Wang pleaded guilty last December and agreed to cooperate with prosecutors, as Blockworks previously reported. 

Read more: SBF said FTX was not ‘bulletproof’ months before demise, testimony reveals

Wang explained that these privileges meant that Alameda could make unlimited withdrawals from its accounts, even if the balance went negative or below zero. A normal trader would need sufficient funds or enough collateral to withdraw, Wang said.

None of these advantages were known to the public, Wang said. 

Alameda’s special privileges, according to Wang, culminated in a $8 billion hole — liabilities owed to FTX customers by the time the exchange entered bankruptcy last year. 

Prosecutors pressed Wang on Alameda’s $65 billion line of credit, because Alameda served as a market maker and liquidity provider on the exchange. Wang said that typically, market makers have a line of credit in the millions, not the billions. 

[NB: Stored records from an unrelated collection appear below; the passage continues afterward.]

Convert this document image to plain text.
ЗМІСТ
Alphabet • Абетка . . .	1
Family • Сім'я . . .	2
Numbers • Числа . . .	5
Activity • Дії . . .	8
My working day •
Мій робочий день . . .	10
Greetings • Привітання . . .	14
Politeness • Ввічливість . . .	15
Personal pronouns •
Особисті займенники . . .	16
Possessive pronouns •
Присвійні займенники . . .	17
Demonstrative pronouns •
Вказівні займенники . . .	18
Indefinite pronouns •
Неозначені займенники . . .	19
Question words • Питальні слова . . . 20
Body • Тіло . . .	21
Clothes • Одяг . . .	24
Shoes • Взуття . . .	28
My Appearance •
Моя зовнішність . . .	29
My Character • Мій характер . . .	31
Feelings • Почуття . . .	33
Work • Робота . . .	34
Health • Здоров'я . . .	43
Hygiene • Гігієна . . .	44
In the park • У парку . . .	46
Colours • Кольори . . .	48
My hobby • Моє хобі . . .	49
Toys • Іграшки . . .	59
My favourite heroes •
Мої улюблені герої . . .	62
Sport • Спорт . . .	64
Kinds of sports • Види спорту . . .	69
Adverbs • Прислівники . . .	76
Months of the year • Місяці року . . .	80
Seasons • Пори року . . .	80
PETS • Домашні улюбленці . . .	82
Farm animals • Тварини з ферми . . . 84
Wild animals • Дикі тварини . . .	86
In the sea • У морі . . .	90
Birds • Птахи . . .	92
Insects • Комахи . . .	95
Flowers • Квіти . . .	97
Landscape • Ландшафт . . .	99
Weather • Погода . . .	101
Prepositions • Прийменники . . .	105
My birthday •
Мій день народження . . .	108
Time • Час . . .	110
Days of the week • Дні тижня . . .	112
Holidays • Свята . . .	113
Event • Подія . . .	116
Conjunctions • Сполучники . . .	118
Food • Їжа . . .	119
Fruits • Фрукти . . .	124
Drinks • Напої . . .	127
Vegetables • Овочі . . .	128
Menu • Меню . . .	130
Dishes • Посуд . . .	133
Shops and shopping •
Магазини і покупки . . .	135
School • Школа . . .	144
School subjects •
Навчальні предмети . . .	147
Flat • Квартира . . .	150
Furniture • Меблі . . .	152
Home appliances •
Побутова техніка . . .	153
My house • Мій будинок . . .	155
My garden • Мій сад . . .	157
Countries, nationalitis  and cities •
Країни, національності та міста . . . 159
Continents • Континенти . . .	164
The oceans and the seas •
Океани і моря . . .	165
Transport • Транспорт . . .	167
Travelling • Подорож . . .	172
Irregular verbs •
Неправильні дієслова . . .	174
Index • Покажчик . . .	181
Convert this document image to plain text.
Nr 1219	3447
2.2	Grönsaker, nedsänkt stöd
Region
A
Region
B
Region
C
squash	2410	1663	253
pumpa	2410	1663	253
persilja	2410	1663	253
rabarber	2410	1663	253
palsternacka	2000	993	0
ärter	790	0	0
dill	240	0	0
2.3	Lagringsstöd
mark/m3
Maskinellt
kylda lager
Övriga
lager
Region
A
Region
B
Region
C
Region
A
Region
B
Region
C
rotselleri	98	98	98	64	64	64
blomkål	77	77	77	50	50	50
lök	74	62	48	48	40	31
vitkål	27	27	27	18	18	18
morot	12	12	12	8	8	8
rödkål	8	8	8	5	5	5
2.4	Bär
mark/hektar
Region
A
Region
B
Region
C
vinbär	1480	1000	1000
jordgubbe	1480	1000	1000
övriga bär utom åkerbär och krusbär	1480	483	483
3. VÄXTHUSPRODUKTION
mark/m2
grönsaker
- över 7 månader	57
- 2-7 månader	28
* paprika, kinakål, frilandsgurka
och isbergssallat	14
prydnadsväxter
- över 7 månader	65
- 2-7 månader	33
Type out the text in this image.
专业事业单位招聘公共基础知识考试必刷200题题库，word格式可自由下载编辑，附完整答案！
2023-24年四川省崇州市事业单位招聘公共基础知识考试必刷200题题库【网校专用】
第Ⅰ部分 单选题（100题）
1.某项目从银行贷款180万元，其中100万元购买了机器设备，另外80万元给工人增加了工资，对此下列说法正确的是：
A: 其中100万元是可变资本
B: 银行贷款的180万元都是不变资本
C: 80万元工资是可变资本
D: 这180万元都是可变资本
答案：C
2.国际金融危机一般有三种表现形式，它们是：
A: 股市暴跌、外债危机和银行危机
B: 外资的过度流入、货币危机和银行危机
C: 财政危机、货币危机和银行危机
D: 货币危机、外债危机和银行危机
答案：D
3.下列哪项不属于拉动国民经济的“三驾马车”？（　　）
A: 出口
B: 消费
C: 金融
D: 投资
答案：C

“With a B,” Wang emphasized. 

The prosecution sought to demonstrate that Bankman-Fried and Wang were unequal within the FTX/Alameda power structure — specifically, that Bankman-Fried was at the helm as he allegedly stole funds from FTX customers. 

To support this argument, prosecutors showed a signed document that said Bankman-Fried owned 90% of Alameda, while Wang owned 10%. Similarly, they demonstrated that Bankman-Fried was the majority owner of FTX. 

In the event of a disagreement, “in the end, it was Sam’s decision to make,” Wang testified.

Other perspectives 

By contrast, the testimony from Paradigm’s Huang represented a zoomed-out view — specifically, how FTX’s collapse impacted venture capital firms like his. 

Huang testified that he held concerns about the “entanglement” between FTX and Alameda when he was considering making an investment into FTX. But Paradigm moved forward with its investment, as the perceived strengths and opportunities were too compelling to pass, according to Huang.

In total, Paradigm invested around $278 million into FTX and FTX US, the exchange’s American affiliate. Asked about the current valuation by the prosecution, Huang told the court: “We have marked it down to zero.”

Today’s court proceedings also featured some momentary drama. 

Yedidia, also a college friend of Bankman-Fried, bluntly told the court that “FTX defrauded all its customers.” 

Yet this statement was later ultimately stricken from the court record, a move both parties agreed upon.